Era buio, c'erano solo delle nuvole scure, sia al di sopra che al di sotto dell'aereo. Dietro a questo buio sembrava che ci fosse qualcos'altro, ma non sapevo cosa. Anche il mio umore d'allora era "buio": ero triste. Infatti sentivo il futuro coperto dal buio. Ma ci sarà qualcosa di diverso dietro questo buio?, pensavo. Felicità? Depressione? Boh! Chi lo sapeva. Per passare il tempo e trascorrere bene i minuti in cui non stavo male, ho lasciato perdere questo problema, che alla fine non aveva molta importanza per una ragazzina di dieci anni. Mi incuriosiva il fatto che il cielo era sempre buio e non veniva mai la luce. Infatti, eravamo partiti che si stava facendo l'alba, ma ora che erano passate un paio d'ore, come mai era ancora buio? Ah sì! Mi sembrava di aver capito. Siccome eravamo in cielo, la luce del sole non riusciva a raggiungerci. Nella mia testa si mescolavano le favole che avevo letto con quello che vedevo fuori dal finestrino. A quel tempo non sapevo niente di fusi orari, quindi non sapevo che fra la Cina e l'Italia c'è una differenza di sei ore. I miei pensieri, però, sono stati interrotti da un profumino di cibo che non avevo mia sentito, ma molto buono.

Era ora di pranzare. Dal profumo potevo immaginarmi il sapore del pasto, ma dopo il primo assaggio sono rimasta delusa e ho preferito mangiare gli spuntini che avevo portato io: le patatine cinesi ai gamberetti (le mie preferite), ali e zampe di pollo essiccate, carne di maiale essiccata dolce.

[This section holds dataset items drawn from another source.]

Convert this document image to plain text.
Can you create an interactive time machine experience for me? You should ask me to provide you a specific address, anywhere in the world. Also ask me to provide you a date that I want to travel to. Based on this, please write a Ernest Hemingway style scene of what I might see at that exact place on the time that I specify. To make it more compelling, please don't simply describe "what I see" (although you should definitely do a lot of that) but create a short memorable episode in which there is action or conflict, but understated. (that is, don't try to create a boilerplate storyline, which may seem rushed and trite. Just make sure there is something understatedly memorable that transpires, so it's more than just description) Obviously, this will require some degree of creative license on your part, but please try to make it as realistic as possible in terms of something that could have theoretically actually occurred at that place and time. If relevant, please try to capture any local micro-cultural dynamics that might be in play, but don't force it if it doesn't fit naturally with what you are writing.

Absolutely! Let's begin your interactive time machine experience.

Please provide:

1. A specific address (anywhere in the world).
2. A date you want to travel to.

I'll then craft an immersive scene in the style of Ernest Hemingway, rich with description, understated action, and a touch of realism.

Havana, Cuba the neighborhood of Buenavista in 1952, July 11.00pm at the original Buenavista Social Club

Il resto del viaggio l'ho trascorso con un po' di nausea e in uno stato di dormiveglia. Ma il vero malessere è stato all'atterraggio. Sentivo il cuore che batteva molto forte e veloce, assieme a una paura strana, come se stesse precipitando anche il mio cuore insieme all'aereo; e la cosa più sgradevole di tutte era il male alle orecchie: le sentivo come penetrate da un filo molto sottile ma molto incisivo. Il dolore era talmente forte che non riuscivo a sentire niente.

La casa
All'aeroporto è venuto a prenderci il mio papà assieme a un suo amico. Io ero contenta di aver terminato questo orrendo viaggio e avevo appena iniziato a riprendermi, quando una frase di mio padre mi ha fatto di nuovo agitare: ha detto che per arrivare alla nostra casa bisognava prendere la macchina. Povera me, che non soffrivo solo del mal d'aereo, ma di quasi tutti i mezzi di trasporto, se si escludono le moto e le biciclette. Mi sono rifiutata di salire in macchina e cercavo di convincerli a andare a piedi, ma il risultato potete immaginare quale fu.
Finalmente siamo arrivati davanti a un portone enorme. Appena scesa dalla macchina, non ce la facevo più a stare in piedi, perché ero esaurita da dodici ore di aereo e mezzora di macchina. Ho cominciato a vomitare, ma dalla bocca non usciva niente.
Mio papà mi ha accompagnato sù, nella nostra casa. Appena entrata, la casa mi ha dato subito un sentimento fastidioso, persino odioso. Mi sono pentita per la centunesima volta di essere venuta in Italia. Che stupida che sono stata, ho pensato, perché ho lasciato una casa così bella, comoda e soprattutto familiare per venire in questa casa, scomoda, sconosciuta e dalle pareti scrostate? Ma non c'era più la possibilità di tornare indietro.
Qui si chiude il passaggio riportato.